In general, the four microsatellite loci accorded to Hardy-Weinberg proportions. Only one population, QE, deviated when the significance values were combined across loci. The deviation is probably not caused by an excess of heterozygotes. The locus with the highest contribution to the overall significance value (Laf MS01) had an FIS value of −0.02, which is close to zero and the average value of FIS is −0.10, which is by far not extreme in comparison with other populations (see Table 3). We attribute this deviation to the breakdown of social structure in this population in response to the severe poaching this population has undergone (Nyakaana et al, 2001).

The microsatellite data depicted weaker population differentiation between populations in some of the pair-wise comparisons both within and between regions. However, our data set was able to detect overall population subdivision between populations in the three regions sampled. Lack of strict concordance between nuclear and mitochondrial based genetic structures have frequently been observed in a number of studies (eg, Ferguson et al, 1991; Palumbi and Baker, 1994; Simonsen et al, 1998; Nyakaana and Arctander, 1999). Several explanations have been put forward to account for such observations. For example, the maternal inheritance of mtDNA loci increases their sensitivity to detect population structure. Such a mode of inheritance decreases its effective population size four times relative to that of the nuclear markers, thereby leading to faster genetic drift for the haploid and maternally inherited alleles (Wilson et al, 1985).
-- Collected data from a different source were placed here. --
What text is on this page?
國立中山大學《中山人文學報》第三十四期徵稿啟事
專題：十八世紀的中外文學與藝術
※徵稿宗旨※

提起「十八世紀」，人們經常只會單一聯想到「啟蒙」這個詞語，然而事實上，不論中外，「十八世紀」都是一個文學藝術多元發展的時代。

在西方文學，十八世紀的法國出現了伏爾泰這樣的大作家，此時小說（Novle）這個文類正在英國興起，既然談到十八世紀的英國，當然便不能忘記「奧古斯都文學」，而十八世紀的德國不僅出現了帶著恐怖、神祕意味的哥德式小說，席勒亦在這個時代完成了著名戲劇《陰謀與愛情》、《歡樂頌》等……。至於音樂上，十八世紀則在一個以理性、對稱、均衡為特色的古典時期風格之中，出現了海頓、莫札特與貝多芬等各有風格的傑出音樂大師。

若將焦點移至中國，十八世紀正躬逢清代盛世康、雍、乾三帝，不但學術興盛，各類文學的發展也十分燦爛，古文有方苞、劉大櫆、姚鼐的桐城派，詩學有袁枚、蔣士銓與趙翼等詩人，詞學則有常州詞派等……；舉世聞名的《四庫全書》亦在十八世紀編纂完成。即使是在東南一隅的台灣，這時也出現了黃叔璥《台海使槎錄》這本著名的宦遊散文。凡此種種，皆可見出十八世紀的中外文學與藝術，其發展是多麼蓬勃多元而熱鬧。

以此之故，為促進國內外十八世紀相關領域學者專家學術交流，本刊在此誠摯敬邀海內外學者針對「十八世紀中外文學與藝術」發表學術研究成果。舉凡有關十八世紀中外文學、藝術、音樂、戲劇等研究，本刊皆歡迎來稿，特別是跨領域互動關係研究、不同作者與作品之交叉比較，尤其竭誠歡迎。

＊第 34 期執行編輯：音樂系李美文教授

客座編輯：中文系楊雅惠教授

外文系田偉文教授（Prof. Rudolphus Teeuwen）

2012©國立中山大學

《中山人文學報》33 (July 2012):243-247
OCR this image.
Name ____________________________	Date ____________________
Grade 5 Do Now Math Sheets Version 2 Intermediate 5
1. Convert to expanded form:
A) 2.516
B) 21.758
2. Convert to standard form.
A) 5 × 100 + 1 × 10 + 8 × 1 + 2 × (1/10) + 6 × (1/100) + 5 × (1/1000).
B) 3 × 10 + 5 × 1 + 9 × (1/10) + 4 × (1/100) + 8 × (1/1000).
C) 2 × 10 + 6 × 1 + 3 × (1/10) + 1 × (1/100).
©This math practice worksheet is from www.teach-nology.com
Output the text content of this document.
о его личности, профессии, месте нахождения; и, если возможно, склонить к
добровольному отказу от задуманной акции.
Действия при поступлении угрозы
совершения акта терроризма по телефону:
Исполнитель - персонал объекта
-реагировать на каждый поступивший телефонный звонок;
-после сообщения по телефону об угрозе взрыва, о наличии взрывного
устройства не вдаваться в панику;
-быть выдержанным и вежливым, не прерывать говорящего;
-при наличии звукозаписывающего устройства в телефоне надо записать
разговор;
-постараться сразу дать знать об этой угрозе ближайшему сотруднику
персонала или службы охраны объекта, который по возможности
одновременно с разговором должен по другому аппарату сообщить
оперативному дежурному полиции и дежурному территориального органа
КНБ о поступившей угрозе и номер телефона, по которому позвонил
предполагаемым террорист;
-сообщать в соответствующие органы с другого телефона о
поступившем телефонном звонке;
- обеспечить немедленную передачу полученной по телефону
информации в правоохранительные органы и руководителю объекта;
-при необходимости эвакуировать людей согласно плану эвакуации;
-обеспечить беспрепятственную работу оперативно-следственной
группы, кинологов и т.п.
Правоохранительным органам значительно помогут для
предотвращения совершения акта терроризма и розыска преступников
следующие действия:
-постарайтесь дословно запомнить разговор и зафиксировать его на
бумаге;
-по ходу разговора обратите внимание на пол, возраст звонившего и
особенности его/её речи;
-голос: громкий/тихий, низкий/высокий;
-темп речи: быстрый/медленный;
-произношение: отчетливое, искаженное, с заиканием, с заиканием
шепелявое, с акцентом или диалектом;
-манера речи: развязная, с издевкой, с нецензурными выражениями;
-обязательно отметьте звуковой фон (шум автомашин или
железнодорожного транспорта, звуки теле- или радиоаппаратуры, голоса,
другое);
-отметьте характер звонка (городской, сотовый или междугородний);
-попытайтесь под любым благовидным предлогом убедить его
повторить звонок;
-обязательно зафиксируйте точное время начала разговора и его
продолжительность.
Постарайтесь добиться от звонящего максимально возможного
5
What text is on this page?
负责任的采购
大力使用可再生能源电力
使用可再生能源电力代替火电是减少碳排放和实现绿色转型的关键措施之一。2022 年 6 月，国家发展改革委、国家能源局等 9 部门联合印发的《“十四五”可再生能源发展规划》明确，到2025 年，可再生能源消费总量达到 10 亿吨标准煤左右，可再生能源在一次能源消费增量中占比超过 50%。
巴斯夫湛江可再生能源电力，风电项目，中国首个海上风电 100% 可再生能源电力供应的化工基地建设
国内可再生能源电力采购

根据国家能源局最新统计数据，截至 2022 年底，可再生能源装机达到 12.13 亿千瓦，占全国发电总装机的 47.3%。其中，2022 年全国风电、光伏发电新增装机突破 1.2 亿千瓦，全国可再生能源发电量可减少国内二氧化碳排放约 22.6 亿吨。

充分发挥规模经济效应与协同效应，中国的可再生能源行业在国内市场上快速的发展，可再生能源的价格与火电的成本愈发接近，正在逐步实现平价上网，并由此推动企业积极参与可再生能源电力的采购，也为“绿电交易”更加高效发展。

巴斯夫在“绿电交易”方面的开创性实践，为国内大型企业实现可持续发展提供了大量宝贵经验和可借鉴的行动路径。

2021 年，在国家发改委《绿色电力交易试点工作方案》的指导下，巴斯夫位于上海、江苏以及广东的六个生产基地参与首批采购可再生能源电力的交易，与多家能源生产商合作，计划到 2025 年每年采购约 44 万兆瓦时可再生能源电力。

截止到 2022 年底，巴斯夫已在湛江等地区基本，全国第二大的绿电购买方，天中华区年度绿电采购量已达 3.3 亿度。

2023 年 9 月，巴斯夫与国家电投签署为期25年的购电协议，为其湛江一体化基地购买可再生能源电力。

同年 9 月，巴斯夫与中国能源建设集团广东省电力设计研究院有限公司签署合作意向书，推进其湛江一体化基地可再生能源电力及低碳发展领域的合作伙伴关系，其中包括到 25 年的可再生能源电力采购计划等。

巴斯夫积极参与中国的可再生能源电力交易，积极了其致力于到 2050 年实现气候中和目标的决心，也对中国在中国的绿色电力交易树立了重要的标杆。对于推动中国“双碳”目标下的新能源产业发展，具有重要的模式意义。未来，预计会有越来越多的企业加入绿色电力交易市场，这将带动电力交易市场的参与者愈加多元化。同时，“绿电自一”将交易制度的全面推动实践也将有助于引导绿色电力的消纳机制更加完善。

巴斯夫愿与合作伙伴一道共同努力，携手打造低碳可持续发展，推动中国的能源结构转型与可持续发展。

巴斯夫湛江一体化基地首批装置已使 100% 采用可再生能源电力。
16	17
In addition, the matrilineal elephant social structure is characterised by female natal philopatry favouring male-biased gene flow (see Nyakaana and Arctander, 1999), which is usually manifested as a reduction in the level of genetic differentiation at nuclear loci. Depending on the extent of separation between populations, homoplasy resulting from saturation of mutations at some of the loci can also lead to an underestimation of the extent of genetic differentiation between populations. The number of loci used in this study was relatively small; hence low subdivision indices may also be a reflection of the limited ability of our nuclear markers to detect fine scale differences between closely related populations. Future work involving use of additional recently isolated microsatellite loci (eg, Eggert, 2000) might greatly improve the resolution of the extent of genetic differentiation of these populations.

Conclusions

Our results from both mtDNA and nuclear loci clearly show significant levels of genetic subdivision between the elephant populations analysed in this study. In spite of the limited sampling carried out in the western African region, our results nevertheless clearly indicate that the savannah elephants have regionally differentiated groups that deserve to be protected as such (see Table 2). It is important that if an integrated conservation and management plan is to be designed, this observed significant genetic isolation between regional elephant groups should be taken into account, especially when decisions regarding reintroduction and/or translocations are to be considered. This would ensure the preservation of the genetic diversity and distinctiveness present in these populations of elephants.